Die Große Koalition aus CDU und SPD hatte im Jahr 2018 einen offiziellen Ausfuhrstopp für den Export von Waffen jeglicher Art nach Saudi-Arabien verhängt. Begründet wurde die damalige Entscheidung mit den Verstrickungen der Golf-Monarchie in den Jemen-Krieg. Am 12. Juli 2023 beschloss die Bundesregierung einer Aufweichung der strengen Exportregeln für Waffenexporte nach Saudi-Arabien. Bundeskanzler Olaf Scholz konnte mit den Partnern der Ampelregierung eine Einigung darüber erzielen, "in spezifischen, individuellen Fällen" einer Ausfuhr in das Wüstenkönigreich zuzustimmen, so der Sprecher der Bundesregierung, Steffen Hebestreit, am Rande des NATO-Gipfels in litauischen Vilnius.

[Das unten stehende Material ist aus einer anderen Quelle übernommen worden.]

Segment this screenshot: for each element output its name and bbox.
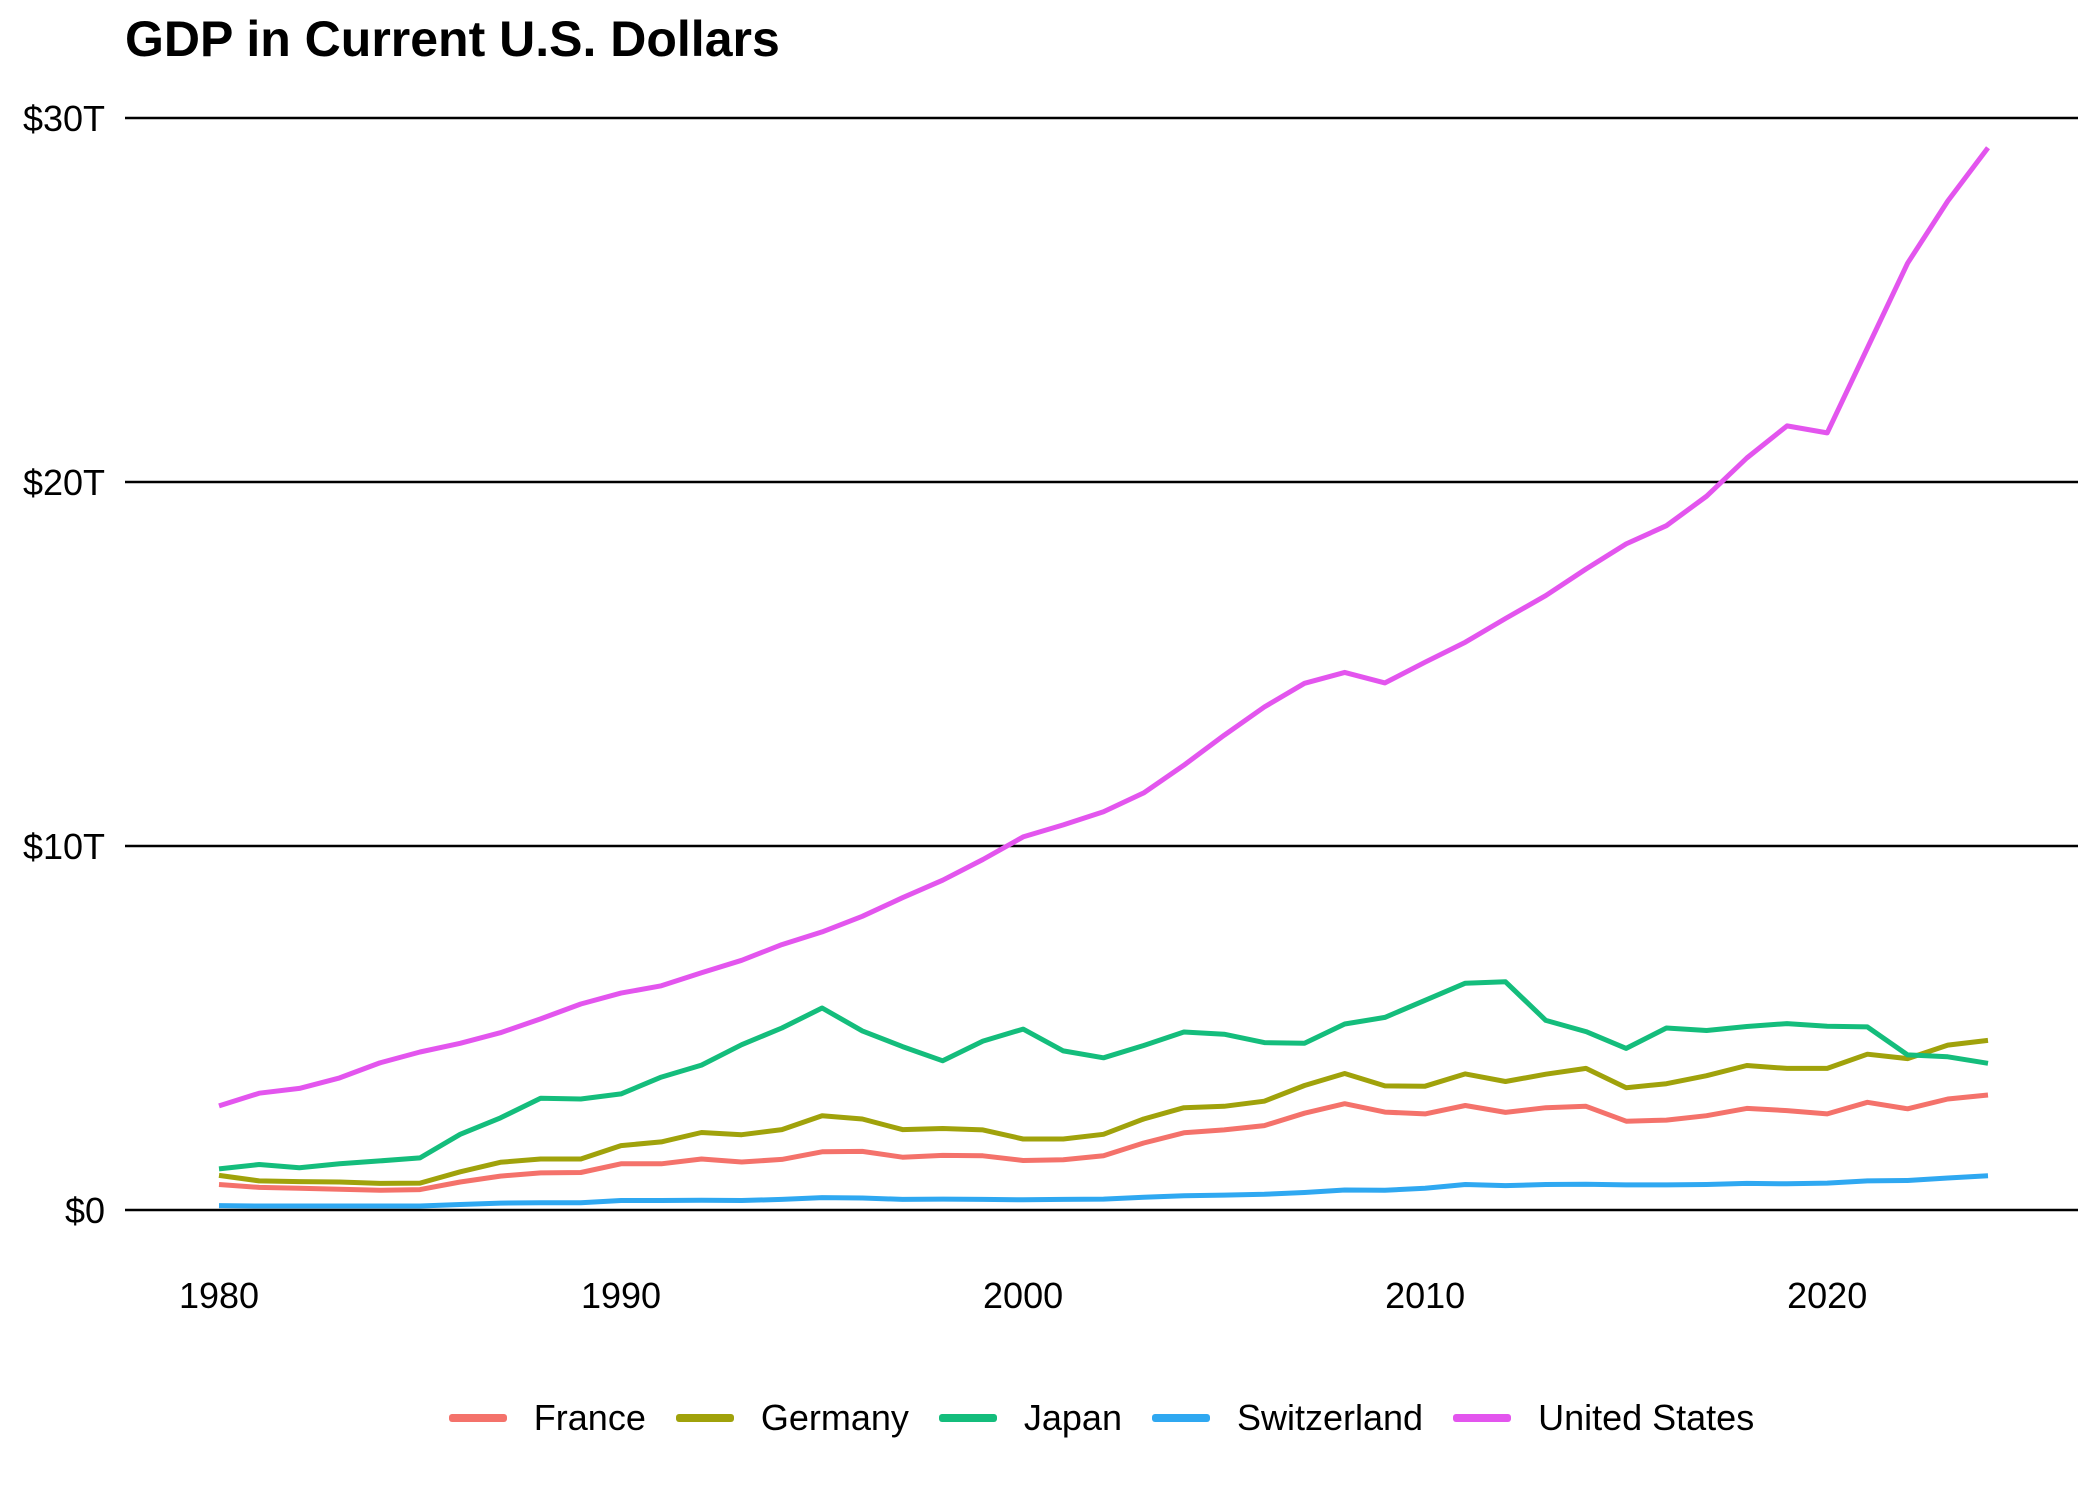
y-axis-tick-label: $30T	[23, 98, 105, 139]
y-axis-tick-label: $0	[65, 1190, 105, 1231]
x-axis-labels: 1980 1990 2000 2010 2020	[179, 1275, 1867, 1316]
legend-label: Japan	[1023, 1397, 1122, 1438]
series-line-japan	[218, 979, 1989, 1172]
x-axis-tick-label: 1980	[179, 1275, 259, 1316]
series-line-germany	[218, 1037, 1989, 1186]
legend: France Germany Japan Switzerland United Stat…	[125, 1392, 2078, 1444]
legend-item-united-states: United States	[1453, 1397, 1754, 1439]
series-line-france	[218, 1092, 1989, 1193]
legend-label: Switzerland	[1236, 1397, 1424, 1438]
chart-title: GDP in Current U.S. Dollars	[125, 11, 780, 67]
x-axis-tick-label: 2010	[1385, 1275, 1465, 1316]
x-axis-tick-label: 2000	[983, 1275, 1063, 1316]
legend-item-japan: Japan	[938, 1397, 1122, 1439]
y-gridlines	[125, 116, 2078, 1212]
legend-item-france: France	[448, 1397, 646, 1439]
legend-swatch-icon	[1453, 1414, 1512, 1422]
series-line-united-states	[218, 146, 1990, 1109]
legend-label: United States	[1538, 1397, 1755, 1438]
y-axis-tick-label: $20T	[23, 462, 105, 503]
x-axis-tick-label: 1990	[581, 1275, 661, 1316]
legend-item-switzerland: Switzerland	[1151, 1397, 1424, 1439]
x-axis-tick-label: 2020	[1787, 1275, 1867, 1316]
legend-swatch-icon	[448, 1414, 507, 1422]
series-lines	[218, 146, 1990, 1209]
y-axis-tick-label: $10T	[23, 826, 105, 867]
legend-label: France	[533, 1397, 646, 1438]
legend-swatch-icon	[938, 1414, 997, 1422]
y-axis-labels: $0 $10T $20T $30T	[23, 98, 105, 1231]
legend-item-germany: Germany	[675, 1397, 909, 1439]
legend-swatch-icon	[675, 1414, 734, 1422]
legend-label: Germany	[760, 1397, 909, 1438]
series-line-switzerland	[218, 1173, 1989, 1209]
legend-swatch-icon	[1151, 1414, 1210, 1422]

Derselbe Hebestreit bestätigte laut dem Focus-Magazin nun am Mittwoch in Berlin einen Bericht des Spiegels, wonach das Kanzleramt dem Export von 150 Luft-Luft-Lenkflugkörpern des Typs IRIS-T Brief und Siegel gegeben habe. Laut dem Hamburger Nachrichtenmagazin genehmigte bereits Ende vergangenen Jahres der Bundessicherheitsrat den kontroversen Export. Noch im Bundeswahljahr 2021 präsentierte die Partei Bündnis 90/Die Grünen die jetzt nachweisliche Wahlkampflüge, in Regierungsverantwortung jegliche "Waffenlieferungen in Kriegs- und Krisengebiete abzulehnen".
Der Spiegel-Artikel berichtet, dass der "Raketendeal aus einer Mitteilung des Bundeswirtschaftsministeriums (BMWK) an den Wirtschaftsausschuss des Bundestags hervorgeht." Verantwortlich hier: der grüne Minister Robert Habeck. Dem Bundessicherheitsrat gehören wiederum Kanzler Olaf Scholz (SPD) sowie weitere Minister an, wie etwa die grüne Außenministerin Annalena Baerbock und der Bundesminister der Verteidigung, Boris Pistorius (SPD).
Ausgenommen vom Exportstopp des Jahres 2018 waren nach Spiegel-Informationen "Rüstungskomponenten aus Gemeinschaftsprojekten mit Bündnispartnern". Zu denen würde unter anderem "der vom britischen Unternehmen BAE Systems nach Saudi-Arabien exportierte Kampfjet Eurofighter" zählen. Weiter heißt es in dem Artikel:
"Saudi-Arabien betreibt 72 davon. Sie können mit den jetzt genehmigten Iris-T-Raketen bewaffnet werden."
Ausgeliefert werden die Raketen vom Hersteller Diehl Defence, mit Sitz in Überlingen am Bodensee, Baden-Württemberg. Des Weiteren existiert ein Hauptstadtbüro. Das Unternehmen hatte im Jahr 2022 laut Eigenauskunft einen Umsatz von 810 Millionen Euro und 3.190 Mitarbeiter.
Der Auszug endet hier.